De la consistance, Najla Bouden-Romdhane en aura doublement besoin dans un pays où le poids des syndicats est déterminant. À commencer par celui de l’UGTT; l'Union générale tunisienne du travail. Cette centrale, voyant dans les pouvoirs exceptionnels du président « un danger pour la démocratie », ne se privera probablement pas de tacler sa nouvelle cheffe du gouvernement en temps voulu.
Et comme si cela ne suffisait pas, Najla Bouden-Romdhane - à défaut d’obtenir la confiance du Parlement, celui-ci étant gelé - devra redoubler d’efforts pour gagner celle des Tunisiens qui ne savent finalement que très peu de choses d’elle.
Rassurer la communauté internationale
Louée par ses proches pour son calme et son empathie, Najla Bouden-Romdhane devra aussi rassurer à l’international. Tout l’été, les inquiétudes américaines, européennes ou encore celle des pays du G7 ont donné à voir combien la communauté internationale peinait à comprendre les intentions d’un président tunisien dont la communication n’est décidément pas l’atout principal. Alors que le sommet de la francophonie doit se tenir à Jerba en novembre prochain, la nomination de cette femme davantage rompue à l’exercice de la représentation que le chef de l’État peut s’avérer être un atout. D’autres diront un moindre mal tant Najla Bouden-Romdhane n’est pas non plus une diplomate de carrière.

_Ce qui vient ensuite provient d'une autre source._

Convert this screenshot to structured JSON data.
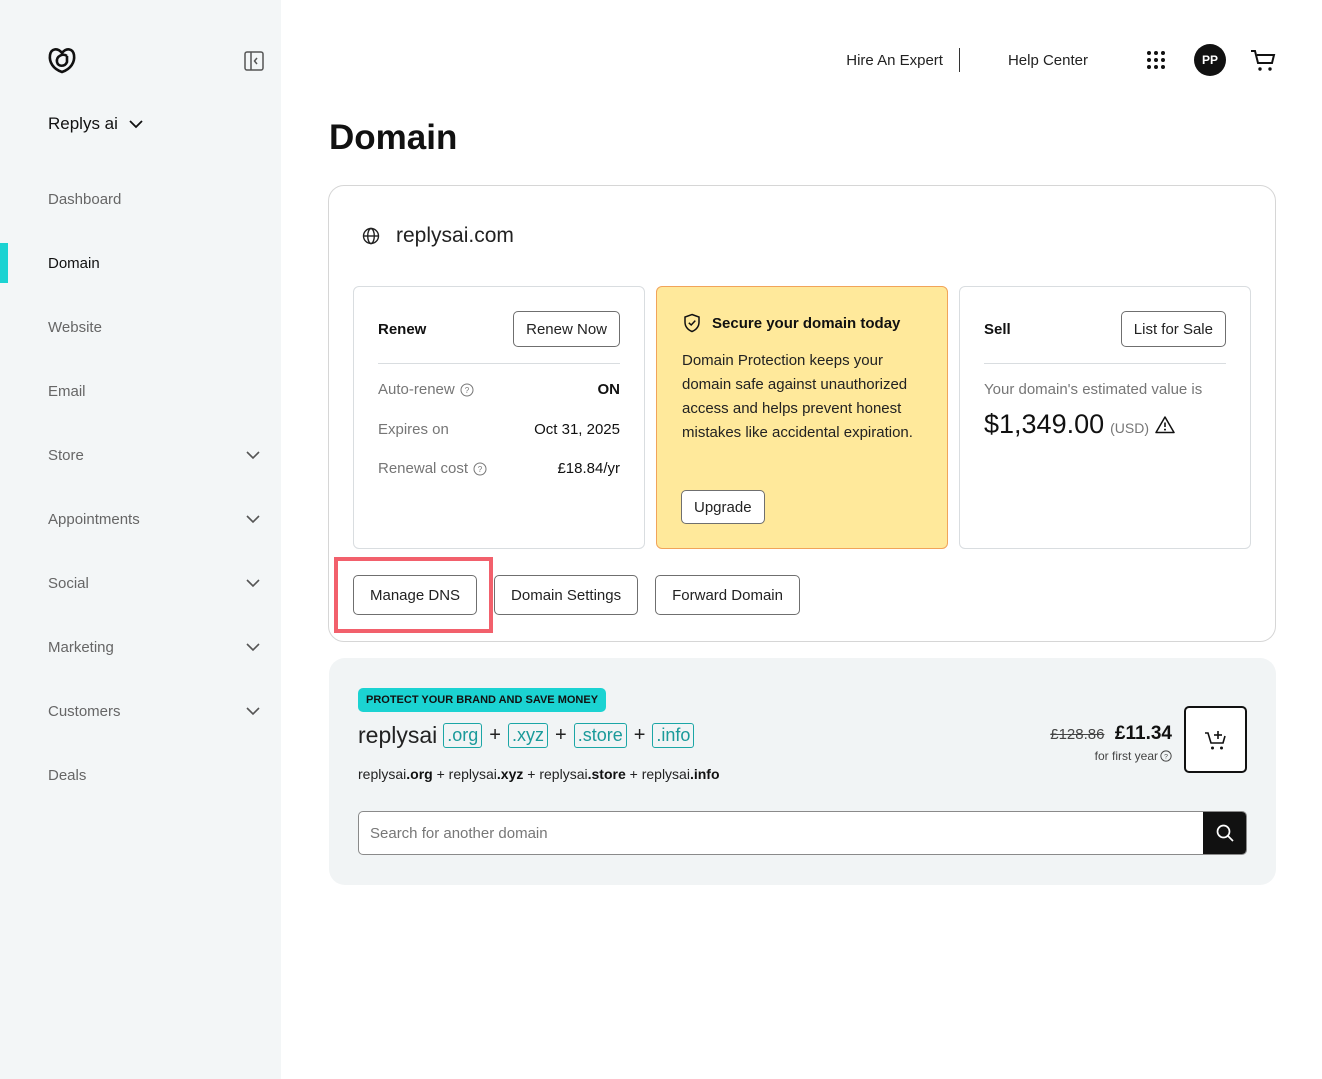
{
  "sidebar": {
    "account_name": "Replys ai",
    "items": [
      {
        "label": "Dashboard",
        "expandable": false,
        "active": false
      },
      {
        "label": "Domain",
        "expandable": false,
        "active": true
      },
      {
        "label": "Website",
        "expandable": false,
        "active": false
      },
      {
        "label": "Email",
        "expandable": false,
        "active": false
      },
      {
        "label": "Store",
        "expandable": true,
        "active": false
      },
      {
        "label": "Appointments",
        "expandable": true,
        "active": false
      },
      {
        "label": "Social",
        "expandable": true,
        "active": false
      },
      {
        "label": "Marketing",
        "expandable": true,
        "active": false
      },
      {
        "label": "Customers",
        "expandable": true,
        "active": false
      },
      {
        "label": "Deals",
        "expandable": false,
        "active": false
      }
    ]
  },
  "topbar": {
    "hire_expert": "Hire An Expert",
    "help_center": "Help Center",
    "avatar_initials": "PP"
  },
  "page": {
    "title": "Domain"
  },
  "domain": {
    "name": "replysai.com",
    "renew": {
      "label": "Renew",
      "button": "Renew Now",
      "auto_renew_label": "Auto-renew",
      "auto_renew_value": "ON",
      "expires_label": "Expires on",
      "expires_value": "Oct 31, 2025",
      "cost_label": "Renewal cost",
      "cost_value": "£18.84/yr"
    },
    "protect": {
      "title": "Secure your domain today",
      "body": "Domain Protection keeps your domain safe against unauthorized access and helps prevent honest mistakes like accidental expiration.",
      "button": "Upgrade"
    },
    "sell": {
      "label": "Sell",
      "button": "List for Sale",
      "subtitle": "Your domain's estimated value is",
      "value": "$1,349.00",
      "currency": "(USD)"
    },
    "actions": {
      "manage_dns": "Manage DNS",
      "domain_settings": "Domain Settings",
      "forward_domain": "Forward Domain"
    }
  },
  "promo": {
    "badge": "PROTECT YOUR BRAND AND SAVE MONEY",
    "base": "replysai",
    "tlds": [
      ".org",
      ".xyz",
      ".store",
      ".info"
    ],
    "plus": "+",
    "list": [
      {
        "base": "replysai",
        "tld": ".org"
      },
      {
        "base": "replysai",
        "tld": ".xyz"
      },
      {
        "base": "replysai",
        "tld": ".store"
      },
      {
        "base": "replysai",
        "tld": ".info"
      }
    ],
    "old_price": "£128.86",
    "new_price": "£11.34",
    "price_note": "for first year",
    "search_placeholder": "Search for another domain"
  },
  "colors": {
    "accent": "#1bd3d2",
    "protect_bg": "#ffe99b",
    "highlight": "#f2606c"
  }
}
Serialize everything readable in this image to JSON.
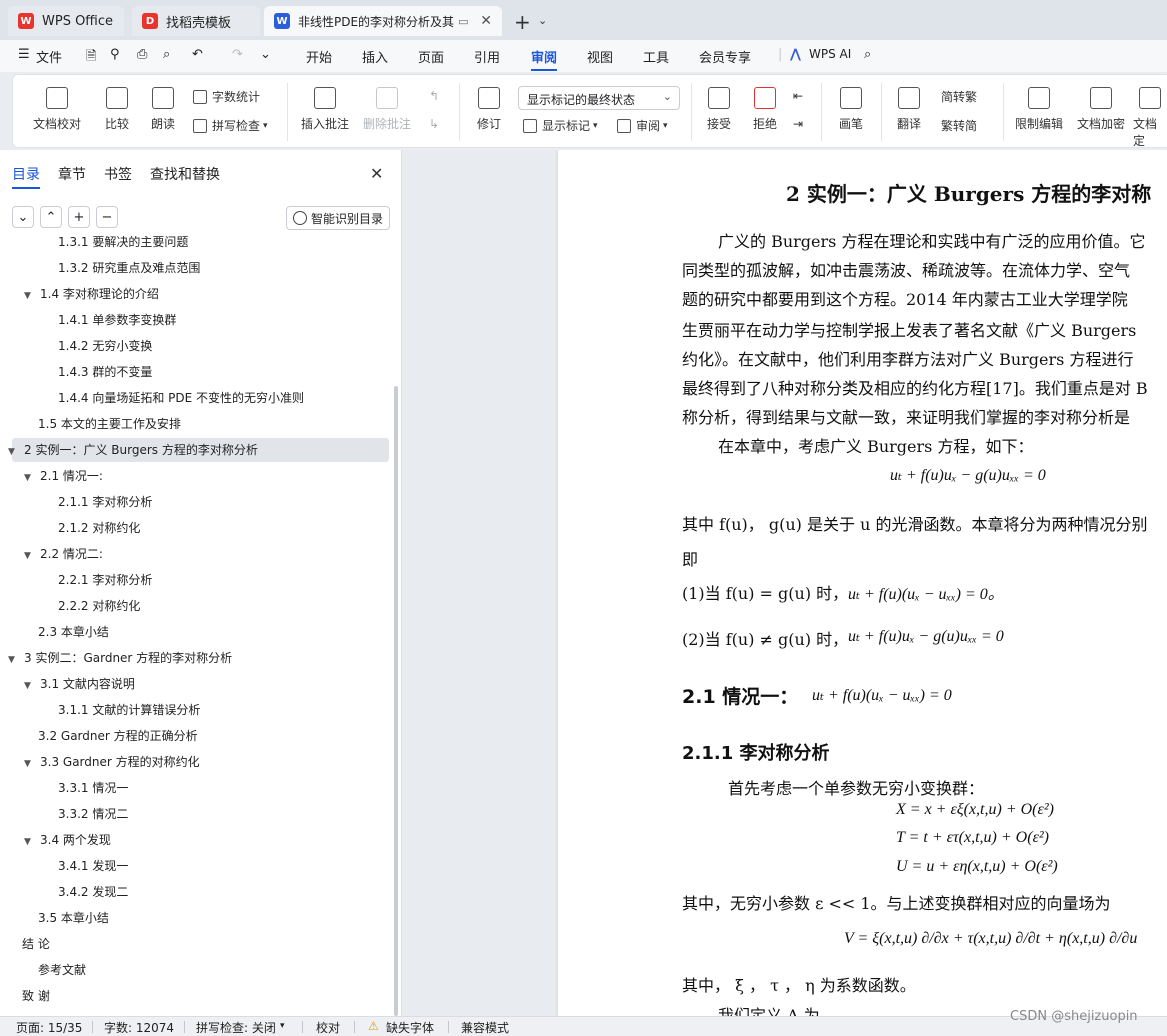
{
  "tabs": [
    {
      "label": "WPS Office"
    },
    {
      "label": "找稻壳模板"
    },
    {
      "label": "非线性PDE的李对称分析及其"
    }
  ],
  "menu": {
    "file": "文件",
    "items": [
      "开始",
      "插入",
      "页面",
      "引用",
      "审阅",
      "视图",
      "工具",
      "会员专享"
    ],
    "active": "审阅",
    "ai": "WPS AI"
  },
  "ribbon": {
    "doc_check": "文档校对",
    "compare": "比较",
    "read_aloud": "朗读",
    "word_count": "字数统计",
    "spell_check": "拼写检查",
    "insert_comment": "插入批注",
    "delete_comment": "删除批注",
    "revise": "修订",
    "markup_dropdown": "显示标记的最终状态",
    "show_markup": "显示标记",
    "review": "审阅",
    "accept": "接受",
    "reject": "拒绝",
    "pen": "画笔",
    "translate": "翻译",
    "to_traditional": "简转繁",
    "to_simplified": "繁转简",
    "restrict_edit": "限制编辑",
    "doc_encrypt": "文档加密",
    "doc_final": "文档定"
  },
  "nav": {
    "tabs": [
      "目录",
      "章节",
      "书签",
      "查找和替换"
    ],
    "smart_btn": "智能识别目录",
    "toc": [
      {
        "text": "1.3.1  要解决的主要问题",
        "level": 3
      },
      {
        "text": "1.3.2  研究重点及难点范围",
        "level": 3
      },
      {
        "text": "1.4  李对称理论的介绍",
        "level": 2,
        "expand": true
      },
      {
        "text": "1.4.1  单参数李变换群",
        "level": 3
      },
      {
        "text": "1.4.2  无穷小变换",
        "level": 3
      },
      {
        "text": "1.4.3  群的不变量",
        "level": 3
      },
      {
        "text": "1.4.4  向量场延拓和 PDE 不变性的无穷小准则",
        "level": 3
      },
      {
        "text": "1.5  本文的主要工作及安排",
        "level": 2
      },
      {
        "text": "2  实例一：广义 Burgers 方程的李对称分析",
        "level": 1,
        "expand": true,
        "selected": true
      },
      {
        "text": "2.1  情况一:",
        "level": 2,
        "expand": true
      },
      {
        "text": "2.1.1  李对称分析",
        "level": 3
      },
      {
        "text": "2.1.2  对称约化",
        "level": 3
      },
      {
        "text": "2.2  情况二:",
        "level": 2,
        "expand": true
      },
      {
        "text": "2.2.1  李对称分析",
        "level": 3
      },
      {
        "text": "2.2.2  对称约化",
        "level": 3
      },
      {
        "text": "2.3  本章小结",
        "level": 2
      },
      {
        "text": "3  实例二：Gardner 方程的李对称分析",
        "level": 1,
        "expand": true
      },
      {
        "text": "3.1  文献内容说明",
        "level": 2,
        "expand": true
      },
      {
        "text": "3.1.1  文献的计算错误分析",
        "level": 3
      },
      {
        "text": "3.2 Gardner 方程的正确分析",
        "level": 2
      },
      {
        "text": "3.3 Gardner 方程的对称约化",
        "level": 2,
        "expand": true
      },
      {
        "text": "3.3.1  情况一",
        "level": 3
      },
      {
        "text": "3.3.2  情况二",
        "level": 3
      },
      {
        "text": "3.4  两个发现",
        "level": 2,
        "expand": true
      },
      {
        "text": "3.4.1  发现一",
        "level": 3
      },
      {
        "text": "3.4.2  发现二",
        "level": 3
      },
      {
        "text": "3.5  本章小结",
        "level": 2
      },
      {
        "text": "结  论",
        "level": 1
      },
      {
        "text": "参考文献",
        "level": 2
      },
      {
        "text": "致  谢",
        "level": 1
      }
    ]
  },
  "doc": {
    "heading": "2  实例一：广义 Burgers 方程的李对称",
    "para1": [
      "广义的 Burgers 方程在理论和实践中有广泛的应用价值。它",
      "同类型的孤波解，如冲击震荡波、稀疏波等。在流体力学、空气",
      "题的研究中都要用到这个方程。2014 年内蒙古工业大学理学院",
      "生贾丽平在动力学与控制学报上发表了著名文献《广义 Burgers",
      "约化》。在文献中，他们利用李群方法对广义  Burgers  方程进行",
      "最终得到了八种对称分类及相应的约化方程[17]。我们重点是对 B",
      "称分析，得到结果与文献一致，来证明我们掌握的李对称分析是"
    ],
    "para2": "在本章中，考虑广义 Burgers 方程，如下：",
    "eq1": "uₜ + f(u)uₓ − g(u)uₓₓ = 0",
    "para3": "其中 f(u)，  g(u) 是关于 u 的光滑函数。本章将分为两种情况分别",
    "para3b": "即",
    "case1_prefix": "(1)当 f(u) = g(u) 时，",
    "case1_eq": "uₜ + f(u)(uₓ − uₓₓ) = 0。",
    "case2_prefix": "(2)当 f(u) ≠ g(u) 时，",
    "case2_eq": "uₜ + f(u)uₓ − g(u)uₓₓ = 0",
    "h21": "2.1  情况一：",
    "h21_eq": "uₜ + f(u)(uₓ − uₓₓ) = 0",
    "h211": "2.1.1  李对称分析",
    "para4": "首先考虑一个单参数无穷小变换群：",
    "eqX": "X = x + εξ(x,t,u) + O(ε²)",
    "eqT": "T = t + ετ(x,t,u) + O(ε²)",
    "eqU": "U = u + εη(x,t,u) + O(ε²)",
    "para5": "其中，无穷小参数 ε << 1。与上述变换群相对应的向量场为",
    "eqV": "V = ξ(x,t,u) ∂/∂x + τ(x,t,u) ∂/∂t + η(x,t,u) ∂/∂u",
    "para6": "其中，  ξ ，  τ ，  η 为系数函数。",
    "para7": "我们定义 A 为"
  },
  "status": {
    "page": "页面: 15/35",
    "words": "字数: 12074",
    "spell": "拼写检查: 关闭",
    "proof": "校对",
    "missing_font": "缺失字体",
    "compat": "兼容模式"
  },
  "watermark": "CSDN @shejizuopin",
  "colors": {
    "accent": "#1a56db",
    "wps_red": "#e8342e",
    "doc_blue": "#2b5fd9"
  }
}
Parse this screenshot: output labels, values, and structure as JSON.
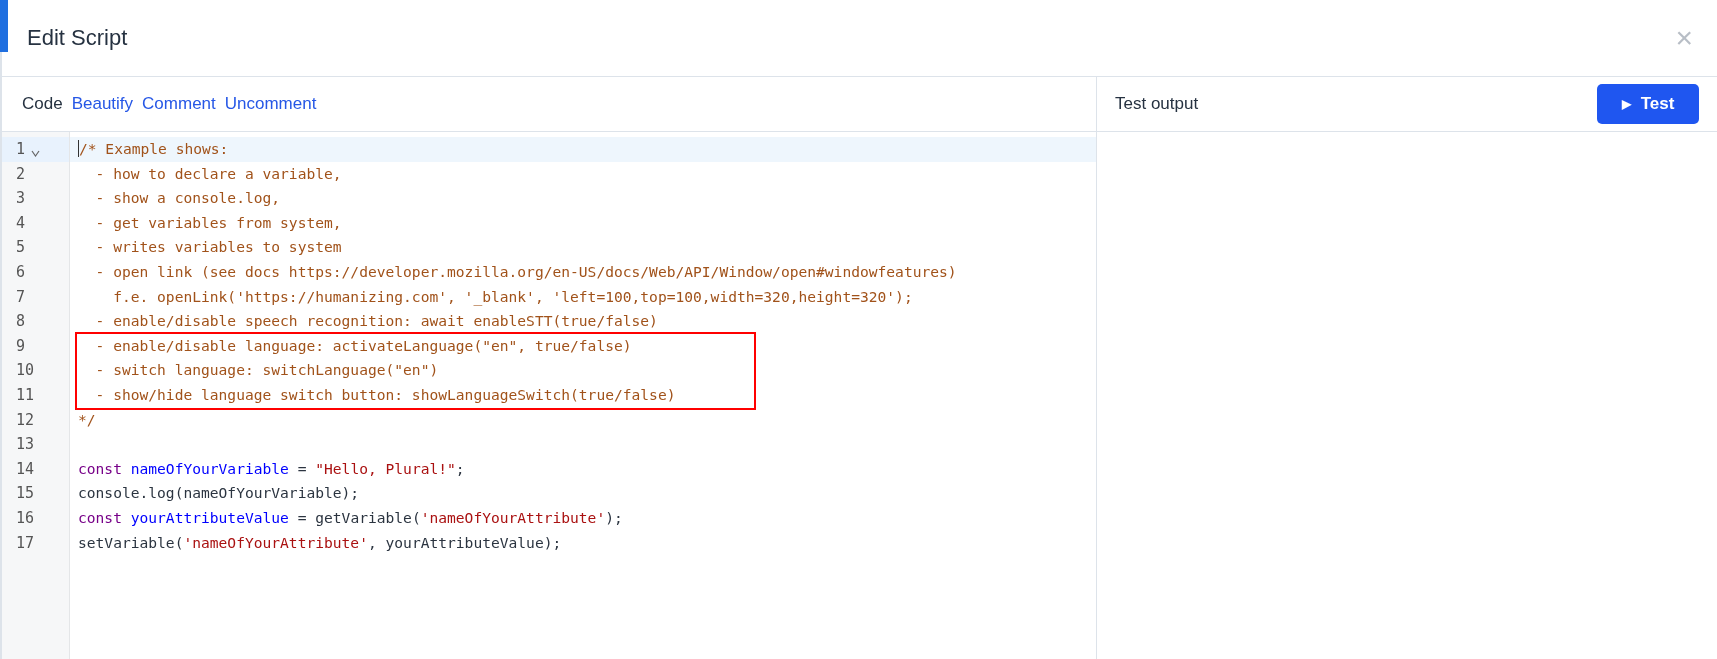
{
  "dialog": {
    "title": "Edit Script",
    "close": "×"
  },
  "toolbar": {
    "label": "Code",
    "actions": [
      "Beautify",
      "Comment",
      "Uncomment"
    ]
  },
  "output_panel": {
    "title": "Test output",
    "button": {
      "icon": "▶",
      "label": "Test"
    }
  },
  "editor": {
    "blocks": [
      {
        "framed": false,
        "lines": [
          {
            "number": "1",
            "active": true,
            "foldable": true,
            "tokens": [
              {
                "kind": "comment",
                "text": "/* Example shows:"
              }
            ]
          },
          {
            "number": "2",
            "active": false,
            "foldable": false,
            "tokens": [
              {
                "kind": "comment",
                "text": "  - how to declare a variable,"
              }
            ]
          },
          {
            "number": "3",
            "active": false,
            "foldable": false,
            "tokens": [
              {
                "kind": "comment",
                "text": "  - show a console.log,"
              }
            ]
          },
          {
            "number": "4",
            "active": false,
            "foldable": false,
            "tokens": [
              {
                "kind": "comment",
                "text": "  - get variables from system,"
              }
            ]
          },
          {
            "number": "5",
            "active": false,
            "foldable": false,
            "tokens": [
              {
                "kind": "comment",
                "text": "  - writes variables to system"
              }
            ]
          },
          {
            "number": "6",
            "active": false,
            "foldable": false,
            "tokens": [
              {
                "kind": "comment",
                "text": "  - open link (see docs https://developer.mozilla.org/en-US/docs/Web/API/Window/open#windowfeatures)"
              }
            ]
          },
          {
            "number": "7",
            "active": false,
            "foldable": false,
            "tokens": [
              {
                "kind": "comment",
                "text": "    f.e. openLink('https://humanizing.com', '_blank', 'left=100,top=100,width=320,height=320');"
              }
            ]
          },
          {
            "number": "8",
            "active": false,
            "foldable": false,
            "tokens": [
              {
                "kind": "comment",
                "text": "  - enable/disable speech recognition: await enableSTT(true/false)"
              }
            ]
          }
        ]
      },
      {
        "framed": true,
        "lines": [
          {
            "number": "9",
            "active": false,
            "foldable": false,
            "tokens": [
              {
                "kind": "comment",
                "text": "  - enable/disable language: activateLanguage(\"en\", true/false)"
              }
            ]
          },
          {
            "number": "10",
            "active": false,
            "foldable": false,
            "tokens": [
              {
                "kind": "comment",
                "text": "  - switch language: switchLanguage(\"en\")"
              }
            ]
          },
          {
            "number": "11",
            "active": false,
            "foldable": false,
            "tokens": [
              {
                "kind": "comment",
                "text": "  - show/hide language switch button: showLanguageSwitch(true/false)"
              }
            ]
          }
        ]
      },
      {
        "framed": false,
        "lines": [
          {
            "number": "12",
            "active": false,
            "foldable": false,
            "tokens": [
              {
                "kind": "comment",
                "text": "*/"
              }
            ]
          },
          {
            "number": "13",
            "active": false,
            "foldable": false
          },
          {
            "number": "14",
            "active": false,
            "foldable": false,
            "tokens": [
              {
                "kind": "keyword",
                "text": "const"
              },
              {
                "kind": "def",
                "text": " nameOfYourVariable"
              },
              {
                "kind": "plain",
                "text": " = "
              },
              {
                "kind": "string",
                "text": "\"Hello, Plural!\""
              },
              {
                "kind": "plain",
                "text": ";"
              }
            ]
          },
          {
            "number": "15",
            "active": false,
            "foldable": false,
            "tokens": [
              {
                "kind": "plain",
                "text": "console.log(nameOfYourVariable);"
              }
            ]
          },
          {
            "number": "16",
            "active": false,
            "foldable": false,
            "tokens": [
              {
                "kind": "keyword",
                "text": "const"
              },
              {
                "kind": "def",
                "text": " yourAttributeValue"
              },
              {
                "kind": "plain",
                "text": " = getVariable("
              },
              {
                "kind": "string",
                "text": "'nameOfYourAttribute'"
              },
              {
                "kind": "plain",
                "text": ");"
              }
            ]
          },
          {
            "number": "17",
            "active": false,
            "foldable": false,
            "tokens": [
              {
                "kind": "plain",
                "text": "setVariable("
              },
              {
                "kind": "string",
                "text": "'nameOfYourAttribute'"
              },
              {
                "kind": "plain",
                "text": ", yourAttributeValue);"
              }
            ]
          }
        ]
      }
    ]
  }
}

Renouer les liens avec le FMI
Dernière tâche et sans doute la plus ardue, il lui faudra renouer le contact avec le FMI - « à bout de patience vis-à-vis de la Tunisie », selon Selim Kharrat - et mettre à profit son capital sympathie pour trouver une solution au marasme économique qui menace la Tunisie. Les négociations pour un nouveau prêt - d’une valeur de 3,3 milliards d’euros - étaient au point mort depuis le coup d’éclat de Kaïs Saïed. Elle qui a accompli une mission pour la Banque mondiale en lien avec l’employabilité des jeunes Tunisiens reste cependant novice en tractations de cette ampleur. Sa désignation prochaine d’un ministre de l’Économie laissera entrevoir davantage la stratégie que Najla Bouden-Romdhane - et donc Kaïs Saïed - souhaite poursuivre alors que la Tunisie, à force de s’endetter pour rembourser des dettes antérieures, frôle désormais le défaut de paiement.
Le bizutage s’annonce donc rude pour l’ancien professeur de l’enseignement supérieur qu’elle fut. Reste à espérer que cette géologue de formation ait le cœur bien accroché. La nomination de Najla Bouden-Romdhane n’a en tout cas pas calmé les opposants à Kaïs Saïed. Des messages appelant à manifester dimanche 3 octobre contre ce qu’ils appellent le « coup d’État » circulent sur les réseaux sociaux. L’état de grâce n’aura duré que quelques jours pour la toute nouvelle cheffe du gouvernement tunisien.